Outre ces financements, la Banque apporte une aide analytique et encourage les autorités à amplifier certains programmes de protection sociale. Actuellement, la plupart des pays de la région disposent de programmes performants qui pourraient être intensifiés pendant la crise ; on citera à titre d’exemple ceux de la République kirghize, de l’Albanie et de la Géorgie, dont les prestations couvriraient très probablement les personnes les plus nécessiteuses. En parallèle, la Banque conseille les autorités sur la façon d’ajuster les programmes moins efficaces de manière à ce que les publics visés en recueillent effectivement les avantages.
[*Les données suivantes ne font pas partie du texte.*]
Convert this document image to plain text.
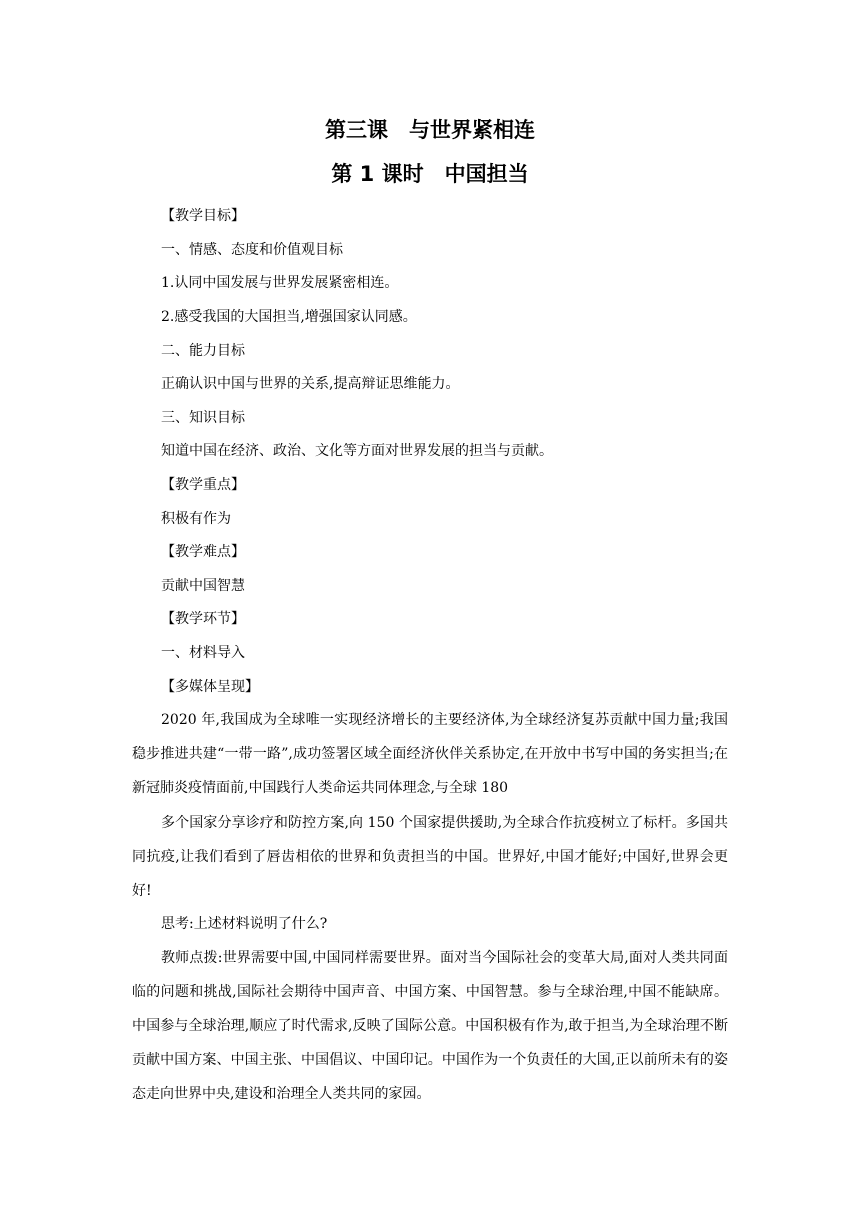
第三课　与世界紧相连
第 1 课时　中国担当
【教学目标】
一、情感、态度和价值观目标
1.认同中国发展与世界发展紧密相连。
2.感受我国的大国担当,增强国家认同感。
二、能力目标
正确认识中国与世界的关系,提高辩证思维能力。
三、知识目标
知道中国在经济、政治、文化等方面对世界发展的担当与贡献。
【教学重点】
积极有作为
【教学难点】
贡献中国智慧
【教学环节】
一、材料导入
【多媒体呈现】
2020 年,我国成为全球唯一实现经济增长的主要经济体,为全球经济复苏贡献中国力量;我国稳步推进共建“一带一路”,成功签署区域全面经济伙伴关系协定,在开放中书写中国的务实担当;在新冠肺炎疫情面前,中国践行人类命运共同体理念,与全球 180
多个国家分享诊疗和防控方案,向 150 个国家提供援助,为全球合作抗疫树立了标杆。多国共同抗疫,让我们看到了唇齿相依的世界和负责担当的中国。世界好,中国才能好;中国好,世界会更好!
思考:上述材料说明了什么?
教师点拨:世界需要中国,中国同样需要世界。面对当今国际社会的变革大局,面对人类共同面临的问题和挑战,国际社会期待中国声音、中国方案、中国智慧。参与全球治理,中国不能缺席。中国参与全球治理,顺应了时代需求,反映了国际公意。中国积极有作为,敢于担当,为全球治理不断贡献中国方案、中国主张、中国倡议、中国印记。中国作为一个负责任的大国,正以前所未有的姿态走向世界中央,建设和治理全人类共同的家园。
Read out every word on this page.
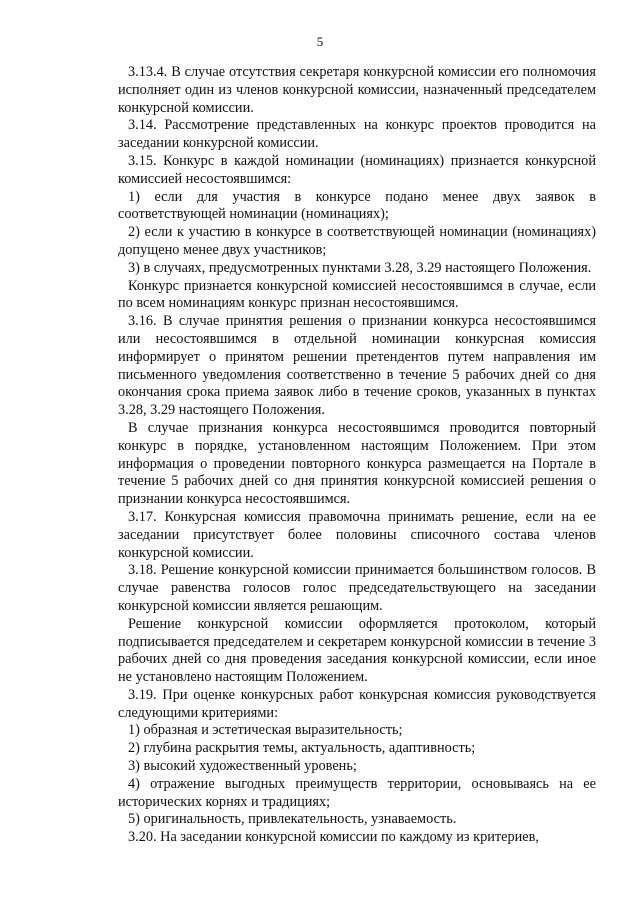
5

3.13.4. В случае отсутствия секретаря конкурсной комиссии его полномочия исполняет один из членов конкурсной комиссии, назначенный председателем конкурсной комиссии.

3.14. Рассмотрение представленных на конкурс проектов проводится на заседании конкурсной комиссии.

3.15. Конкурс в каждой номинации (номинациях) признается конкурсной комиссией несостоявшимся:

1) если для участия в конкурсе подано менее двух заявок в соответствующей номинации (номинациях);

2) если к участию в конкурсе в соответствующей номинации (номинациях) допущено менее двух участников;

3) в случаях, предусмотренных пунктами 3.28, 3.29 настоящего Положения.

Конкурс признается конкурсной комиссией несостоявшимся в случае, если по всем номинациям конкурс признан несостоявшимся.

3.16. В случае принятия решения о признании конкурса несостоявшимся или несостоявшимся в отдельной номинации конкурсная комиссия информирует о принятом решении претендентов путем направления им письменного уведомления соответственно в течение 5 рабочих дней со дня окончания срока приема заявок либо в течение сроков, указанных в пунктах 3.28, 3.29 настоящего Положения.

В случае признания конкурса несостоявшимся проводится повторный конкурс в порядке, установленном настоящим Положением. При этом информация о проведении повторного конкурса размещается на Портале в течение 5 рабочих дней со дня принятия конкурсной комиссией решения о признании конкурса несостоявшимся.

3.17. Конкурсная комиссия правомочна принимать решение, если на ее заседании присутствует более половины списочного состава членов конкурсной комиссии.

3.18. Решение конкурсной комиссии принимается большинством голосов. В случае равенства голосов голос председательствующего на заседании конкурсной комиссии является решающим.

Решение конкурсной комиссии оформляется протоколом, который подписывается председателем и секретарем конкурсной комиссии в течение 3 рабочих дней со дня проведения заседания конкурсной комиссии, если иное не установлено настоящим Положением.

3.19. При оценке конкурсных работ конкурсная комиссия руководствуется следующими критериями:

1) образная и эстетическая выразительность;

2) глубина раскрытия темы, актуальность, адаптивность;

3) высокий художественный уровень;

4) отражение выгодных преимуществ территории, основываясь на ее исторических корнях и традициях;

5) оригинальность, привлекательность, узнаваемость.

3.20. На заседании конкурсной комиссии по каждому из критериев,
Si de nombreux pays de la région ont réussi à instaurer un environnement nettement plus propice aux affaires, beaucoup n’ont pas amélioré la prestation des services sociaux.
Les fonds que la Banque mondiale a apportés à ses pays clients dans la région financent actuellement 53 projets consacrés à des réformes institutionnelles, à l’infrastructure et à des interventions visant à aider les plus nécessiteux. Par ailleurs, par l’intermédiaire de son institution chargée des opérations avec le secteur privé, la Société financière internationale (IFC), la Banque mondiale s’est associée à la BERD et à la BEI pour créer un fonds de 31 milliards de dollars destiné à soutenir le secteur bancaire et à financer les prêts aux entreprises fragilisées par la crise économique mondiale. Ces prêts revêtiront la forme de financements sur fonds propres et par emprunt, de lignes de crédit et de garanties contre les risques politiques. L’institution de la Banque responsable de l’assurance contre le risque politique, la MIGA, a débloqué 3 milliards de dollars aux fins d’investissement dans les pays fortement ébranlés de la région. Elle a émis des garanties à hauteur de près d’un demi-milliard de dollars à l’appui des banques mères qui ont consenti des prêts à leurs filiales en Ukraine et en Russie.